Want to recharge your soil fertility for healthier gardens? Consider an old farming method that involves growing cover crops. These “green manures” bring big benefits to your garden beds, and grow in spaces that might ordinarily go unused during off-season months.
Mustard field photo via USDA NRCS South Dakota/Flickr Creative Commons
Benefits of cover crops
Healthy soil makes beautiful and thriving gardens. And that’s where cover crops come in. As farmers have long known, growing certain plants in unused fields can improve worn-out soil and benefit future crops. Even Thomas Jefferson grew cover crops like clover and peas at Monticello.
Home gardeners can use cover crops to add organic matter, suppress weeds, prevent erosion, fight plant diseases and aerate the soil. Together with crop rotation, growing cover crops is an effective way to maintain healthy soil.
Healthy soil photo via NRCS Soil Health/Flickr Creative Commons
Growing cover crops
Ready to get started? Here’s how to plant a cover crop:
1. Gently rake the soil, and remove any large stones or debris.
2. Broadcast the seed uniformly over the soil.
3. Rake seeds to establish a good soil-to-seed contact.
4. Water seeds with a hose set at a fine mist. As plants emerge, water them during dry spells.

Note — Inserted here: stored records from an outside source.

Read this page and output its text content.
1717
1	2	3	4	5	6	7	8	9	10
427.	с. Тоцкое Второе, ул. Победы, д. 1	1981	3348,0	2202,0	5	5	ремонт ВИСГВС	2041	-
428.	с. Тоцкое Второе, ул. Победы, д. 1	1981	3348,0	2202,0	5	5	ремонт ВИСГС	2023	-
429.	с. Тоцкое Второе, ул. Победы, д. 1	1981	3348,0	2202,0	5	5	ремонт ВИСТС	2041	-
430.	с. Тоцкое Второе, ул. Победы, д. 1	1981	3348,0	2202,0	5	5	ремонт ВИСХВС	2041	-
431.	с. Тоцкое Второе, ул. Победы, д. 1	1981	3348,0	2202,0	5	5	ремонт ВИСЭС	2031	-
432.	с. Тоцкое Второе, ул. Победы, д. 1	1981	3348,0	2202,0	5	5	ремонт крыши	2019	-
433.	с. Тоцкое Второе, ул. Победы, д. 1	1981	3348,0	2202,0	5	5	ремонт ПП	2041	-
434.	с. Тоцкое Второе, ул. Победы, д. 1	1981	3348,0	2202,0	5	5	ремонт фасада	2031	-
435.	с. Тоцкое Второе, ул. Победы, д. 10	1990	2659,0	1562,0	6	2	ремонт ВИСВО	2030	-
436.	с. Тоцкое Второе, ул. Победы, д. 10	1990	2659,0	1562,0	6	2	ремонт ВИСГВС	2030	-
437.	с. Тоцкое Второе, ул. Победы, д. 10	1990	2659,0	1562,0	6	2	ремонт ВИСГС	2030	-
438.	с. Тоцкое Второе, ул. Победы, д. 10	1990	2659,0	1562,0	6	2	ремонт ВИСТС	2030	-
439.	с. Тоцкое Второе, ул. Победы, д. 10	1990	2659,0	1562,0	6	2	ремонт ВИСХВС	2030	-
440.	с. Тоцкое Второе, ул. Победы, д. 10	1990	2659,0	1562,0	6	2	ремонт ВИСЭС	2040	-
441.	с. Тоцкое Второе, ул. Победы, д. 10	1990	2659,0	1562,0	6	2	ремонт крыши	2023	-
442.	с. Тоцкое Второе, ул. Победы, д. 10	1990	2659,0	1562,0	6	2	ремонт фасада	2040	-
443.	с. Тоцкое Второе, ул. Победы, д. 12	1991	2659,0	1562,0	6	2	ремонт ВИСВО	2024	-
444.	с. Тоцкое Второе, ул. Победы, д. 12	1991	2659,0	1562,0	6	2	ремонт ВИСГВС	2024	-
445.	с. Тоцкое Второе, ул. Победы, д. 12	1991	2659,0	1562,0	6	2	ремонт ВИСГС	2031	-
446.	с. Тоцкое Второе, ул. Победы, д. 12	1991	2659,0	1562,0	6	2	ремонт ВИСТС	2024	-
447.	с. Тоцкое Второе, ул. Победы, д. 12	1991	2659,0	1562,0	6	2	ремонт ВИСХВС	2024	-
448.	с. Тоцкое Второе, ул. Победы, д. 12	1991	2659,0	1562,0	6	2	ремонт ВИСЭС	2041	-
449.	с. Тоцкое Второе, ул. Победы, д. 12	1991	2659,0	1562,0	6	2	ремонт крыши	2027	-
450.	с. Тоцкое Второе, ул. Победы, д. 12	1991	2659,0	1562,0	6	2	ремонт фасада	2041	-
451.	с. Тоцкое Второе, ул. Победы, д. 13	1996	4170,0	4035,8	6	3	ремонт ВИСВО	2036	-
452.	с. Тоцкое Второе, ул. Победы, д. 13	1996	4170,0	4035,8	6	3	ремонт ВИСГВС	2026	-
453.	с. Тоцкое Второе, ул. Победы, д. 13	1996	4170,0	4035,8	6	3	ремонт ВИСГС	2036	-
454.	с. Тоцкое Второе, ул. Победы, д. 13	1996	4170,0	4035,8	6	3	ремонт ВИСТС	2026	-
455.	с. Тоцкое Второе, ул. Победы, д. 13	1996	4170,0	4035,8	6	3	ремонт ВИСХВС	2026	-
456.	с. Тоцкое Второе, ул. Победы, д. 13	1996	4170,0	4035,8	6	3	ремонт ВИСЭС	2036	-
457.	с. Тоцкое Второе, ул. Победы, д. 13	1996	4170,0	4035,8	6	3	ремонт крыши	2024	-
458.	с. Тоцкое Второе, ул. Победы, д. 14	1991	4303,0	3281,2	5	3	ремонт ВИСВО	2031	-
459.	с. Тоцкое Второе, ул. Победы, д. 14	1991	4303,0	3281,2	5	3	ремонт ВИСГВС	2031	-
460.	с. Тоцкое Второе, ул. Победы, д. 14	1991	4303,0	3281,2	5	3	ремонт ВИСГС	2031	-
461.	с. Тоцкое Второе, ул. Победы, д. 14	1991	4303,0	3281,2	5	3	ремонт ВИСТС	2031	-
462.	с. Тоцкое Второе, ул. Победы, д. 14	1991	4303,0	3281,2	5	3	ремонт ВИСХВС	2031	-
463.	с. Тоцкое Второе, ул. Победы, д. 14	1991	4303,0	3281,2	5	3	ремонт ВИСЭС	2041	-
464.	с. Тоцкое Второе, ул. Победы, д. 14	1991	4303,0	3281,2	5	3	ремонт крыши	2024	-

5. When cover crops start to produce flowers and seed heads, you want to get rid of them. Turn plants under the soil. Wait three weeks before planting vegetables or flowers in the soil.
6. Some gardeners cut, chop or pull out cover crops instead of turning them under. The plants are then composted or used as mulch.
Cover crop photo via NRCS Soil Health/Flickr Creative Commons
Which cover crop is right for your garden?
From buckwheat and barley to clover and rye, different plants can be used as cover crops throughout the year, offering various benefits.
Fall/winter cover crops
Fall/winter cover crops are sown in late-summer/early-fall. Try planting barley or annual ryegrass. They may not overwinter in colder climates, but can be removed easily for spring gardens. Oats work well, especially when combined with hairy vetch. This combination offers a good balance of organic matter and nutrient content. Winter rye is a good choice for late planting, according to Cornell Cooperative Extension. The hardy perennial grass grows densely and shades out late-season weeds. But it can be more difficult to turn under in spring.
Spring cover crops
Spring cover crops are sown as soon as the soil can be worked to cover bare soil after winter. Some options are oats and field peas. Yellow mustard can suppress weeds, break up hard soil and possibly fight some soil-borne diseases.
Summer cover crops
Summer cover crops are sown in late-spring. Consider fast-growing plants like buckwheat to suppress weeds and add organic matter. It’s easy to later incorporate buckwheat into the soil, as it decomposes quickly. Another good option is sudangrass. This cover crop produces lots of beneficial biomass when grown all summer. Mow this plant once during the season to increase root growth.
If you’re trying cover crops for the first time, start slow. Your state cooperative extension can provide free tips and advise you on the best cover crops for your area.